Further to yesterday's SteynPost on the Aussie schoolboy and the severed head he's holding, Sydney's Daily Telegraph calls out Opposition Leader Bill Shorten on his bizarre warning that Australians think twice before "using" that image.
The reason Mr Shorten feels he has to threaten his fellow citizens is because of the profound challenge that photograph poses to the multiculti delusions in which he and many others are so invested.
~On a related matter, Hawaii reader Gregory Hart writes:
I was watching a video of the August 8, 2014 New York Times interview of President Obama by Thomas L. Friedman when I experienced such a sense of deja vu (sorry, can't find the correct accent marks on this keyboard) that I thought I was experiencing a temporal lobe seizure. At approximately the 50:20 mark of the interview (I'll mercifully spare you from having to watch the whole interview), President Obama was lamenting the sad state of America's infrastructure and as an example compared it unfavorably to Singapore's airport. Like a trained seal, Friedman trumpeted out: "Like going from the Jetsons to the Flintstones!"

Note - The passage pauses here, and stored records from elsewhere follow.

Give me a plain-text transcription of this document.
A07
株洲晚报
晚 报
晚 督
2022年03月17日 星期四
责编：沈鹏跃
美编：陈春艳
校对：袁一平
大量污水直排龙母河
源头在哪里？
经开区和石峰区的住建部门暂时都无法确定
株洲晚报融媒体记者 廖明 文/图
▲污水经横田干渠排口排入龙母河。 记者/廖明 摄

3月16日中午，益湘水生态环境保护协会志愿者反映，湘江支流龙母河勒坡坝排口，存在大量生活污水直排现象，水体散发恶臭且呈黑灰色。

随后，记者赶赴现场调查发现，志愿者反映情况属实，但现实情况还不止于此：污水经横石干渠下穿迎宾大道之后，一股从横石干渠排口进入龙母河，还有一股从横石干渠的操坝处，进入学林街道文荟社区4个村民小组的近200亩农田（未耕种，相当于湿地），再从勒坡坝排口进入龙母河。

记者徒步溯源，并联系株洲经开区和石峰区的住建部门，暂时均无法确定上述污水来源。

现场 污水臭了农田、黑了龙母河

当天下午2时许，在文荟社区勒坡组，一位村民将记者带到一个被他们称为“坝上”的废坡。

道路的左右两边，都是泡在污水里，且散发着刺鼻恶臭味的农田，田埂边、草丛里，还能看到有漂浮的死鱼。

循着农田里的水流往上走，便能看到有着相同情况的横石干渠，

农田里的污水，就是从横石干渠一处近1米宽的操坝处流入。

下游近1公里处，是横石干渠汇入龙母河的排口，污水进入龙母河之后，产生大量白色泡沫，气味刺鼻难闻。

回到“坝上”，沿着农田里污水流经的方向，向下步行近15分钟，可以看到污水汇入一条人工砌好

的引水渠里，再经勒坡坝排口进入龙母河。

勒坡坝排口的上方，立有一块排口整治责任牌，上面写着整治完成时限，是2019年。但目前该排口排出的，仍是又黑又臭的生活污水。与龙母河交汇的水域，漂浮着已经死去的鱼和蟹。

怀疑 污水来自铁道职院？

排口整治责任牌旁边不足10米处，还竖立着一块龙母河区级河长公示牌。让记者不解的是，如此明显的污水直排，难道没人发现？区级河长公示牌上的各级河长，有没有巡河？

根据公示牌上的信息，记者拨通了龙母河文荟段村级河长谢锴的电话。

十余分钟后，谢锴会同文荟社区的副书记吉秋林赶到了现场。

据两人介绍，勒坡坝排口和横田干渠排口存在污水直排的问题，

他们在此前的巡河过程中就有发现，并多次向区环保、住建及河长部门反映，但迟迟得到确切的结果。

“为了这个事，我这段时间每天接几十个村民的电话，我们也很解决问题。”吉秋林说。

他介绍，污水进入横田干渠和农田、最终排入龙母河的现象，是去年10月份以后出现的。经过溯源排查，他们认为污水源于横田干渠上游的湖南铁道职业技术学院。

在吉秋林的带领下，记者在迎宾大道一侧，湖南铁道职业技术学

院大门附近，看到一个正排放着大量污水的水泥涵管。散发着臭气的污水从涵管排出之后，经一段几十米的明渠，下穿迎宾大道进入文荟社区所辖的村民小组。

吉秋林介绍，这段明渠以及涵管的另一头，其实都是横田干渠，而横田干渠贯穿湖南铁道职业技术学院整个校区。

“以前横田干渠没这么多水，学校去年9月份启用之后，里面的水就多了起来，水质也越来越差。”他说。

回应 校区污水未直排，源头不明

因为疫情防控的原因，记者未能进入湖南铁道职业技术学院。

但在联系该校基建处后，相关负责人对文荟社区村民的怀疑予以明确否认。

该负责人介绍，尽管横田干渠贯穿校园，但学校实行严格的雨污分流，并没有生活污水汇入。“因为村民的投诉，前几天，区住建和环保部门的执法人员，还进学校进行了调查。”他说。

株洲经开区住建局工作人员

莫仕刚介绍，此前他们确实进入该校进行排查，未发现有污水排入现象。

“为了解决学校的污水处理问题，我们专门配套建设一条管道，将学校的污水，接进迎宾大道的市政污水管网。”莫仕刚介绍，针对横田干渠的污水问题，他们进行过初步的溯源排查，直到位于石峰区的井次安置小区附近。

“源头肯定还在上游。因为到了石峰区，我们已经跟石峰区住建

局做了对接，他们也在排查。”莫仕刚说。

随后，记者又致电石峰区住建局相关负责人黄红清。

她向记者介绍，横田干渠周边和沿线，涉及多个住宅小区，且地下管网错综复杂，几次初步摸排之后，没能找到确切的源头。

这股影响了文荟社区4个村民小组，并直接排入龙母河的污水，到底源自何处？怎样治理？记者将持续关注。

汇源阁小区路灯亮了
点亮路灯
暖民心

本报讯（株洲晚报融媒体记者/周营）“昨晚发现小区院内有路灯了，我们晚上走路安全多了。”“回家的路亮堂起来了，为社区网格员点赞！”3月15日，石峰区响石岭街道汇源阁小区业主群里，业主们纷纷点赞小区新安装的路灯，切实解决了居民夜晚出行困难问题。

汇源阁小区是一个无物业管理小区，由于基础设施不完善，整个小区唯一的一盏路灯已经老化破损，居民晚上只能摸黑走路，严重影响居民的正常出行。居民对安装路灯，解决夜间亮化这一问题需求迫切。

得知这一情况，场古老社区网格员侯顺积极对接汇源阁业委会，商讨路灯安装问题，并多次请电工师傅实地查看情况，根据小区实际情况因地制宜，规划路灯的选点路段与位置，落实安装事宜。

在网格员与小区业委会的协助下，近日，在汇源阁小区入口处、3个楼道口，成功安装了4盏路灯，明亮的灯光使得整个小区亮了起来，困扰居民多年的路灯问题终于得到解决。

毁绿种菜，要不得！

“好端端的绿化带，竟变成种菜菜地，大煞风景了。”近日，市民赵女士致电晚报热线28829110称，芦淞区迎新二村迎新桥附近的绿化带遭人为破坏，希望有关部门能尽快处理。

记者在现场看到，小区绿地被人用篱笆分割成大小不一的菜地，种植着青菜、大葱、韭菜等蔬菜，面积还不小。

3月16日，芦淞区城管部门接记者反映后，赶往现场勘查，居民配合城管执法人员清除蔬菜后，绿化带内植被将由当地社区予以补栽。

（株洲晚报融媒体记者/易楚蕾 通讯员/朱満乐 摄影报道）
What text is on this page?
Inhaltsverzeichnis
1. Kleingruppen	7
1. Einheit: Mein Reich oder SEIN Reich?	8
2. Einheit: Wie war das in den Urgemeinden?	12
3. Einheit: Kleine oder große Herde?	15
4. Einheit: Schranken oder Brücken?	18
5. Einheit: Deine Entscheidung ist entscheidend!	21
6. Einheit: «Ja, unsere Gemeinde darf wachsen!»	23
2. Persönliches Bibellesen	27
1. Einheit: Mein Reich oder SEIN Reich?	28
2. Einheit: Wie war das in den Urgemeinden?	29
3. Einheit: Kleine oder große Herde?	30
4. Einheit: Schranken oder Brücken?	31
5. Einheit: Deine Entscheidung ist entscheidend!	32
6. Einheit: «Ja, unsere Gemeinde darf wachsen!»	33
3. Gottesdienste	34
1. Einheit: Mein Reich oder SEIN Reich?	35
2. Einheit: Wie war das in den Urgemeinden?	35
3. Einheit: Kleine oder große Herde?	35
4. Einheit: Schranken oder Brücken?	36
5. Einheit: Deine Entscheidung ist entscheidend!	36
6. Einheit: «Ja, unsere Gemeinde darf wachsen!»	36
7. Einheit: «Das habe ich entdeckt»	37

Even by the standards of us columnists, Thomas L Friedman is a lazy old tosser. Even when he's interviewing the President of the United States, Friedman can't get beyond Jetsons and Flintstones. Here's page 313 of my New York Times bestseller After America (personally autographed copies of which are exclusively available, etc, etc):
In the early years of the century, in many columns filed from the VIP lounges of the world's airports, Thomas L Friedman, the in-house "thinker" at The New York Times, had an analogy to which he was especially partial. From December 2008:
'Landing at Kennedy Airport from Hong Kong was, as I've argued before, like going from the Jetsons to the Flintstones.'
And it wasn't just space-age Hong Kong! From May 2008:
'In JFK's waiting lounge we could barely find a place to sit. Eighteen hours later, we landed at Singapore's ultramodern airport, with free Internet portals and children's play zones throughout. We felt, as we have before, like we had just flown from the Flintstones to the Jetsons.'
And it wasn't just stone-age JFK! From 2007:
'Fly from Zurich's ultramodern airport to La Guardia's dump. It is like flying from the Jetsons to the Flintstones.'
I gather that "The Flintstones" and "The Jetsons" were two popular TV cartoon series of the mid-twentieth century. If you still have difficulty grasping Mr Friedman's point, here he is in 2010, bemoaning the "faded, cramped domestic terminal" in Los Angeles, yet another example of America's, er, terminal decline:
'Businesses prefer to invest with the Jetsons more than the Flintstones.'
More fool them... You'd have made a ton more money if you'd invested in "The Flintstones", which was a classic, instead of "The Jetsons", which was a stale knock-off with the veneer of modernity. But, if you were as invested in this theory of terminal decline as Friedman was, it would have helped to think it through a little. Here's one more from The New York Times' cartoon thinker, from January 2002, when Americans were, for once, the Jetsons:
'For all the talk about the vaunted Afghan fighters, this was a war between the Jetsons and the Flintstones - and the Jetsons won and the Flintstones know it.'
But they didn't, did they?
Friedman is the senior foreign-affairs voice at America's most influential newspaper, and he can't let go, as the years roll by, of a childish and inadequate analogy. What if the world isn't as simple or simple-minded as Friedman thinks? What if it's possible to have a foot in both camps - to have a stone-age sensibility with jet-age gizmos? To be, so to speak, a Jetstone.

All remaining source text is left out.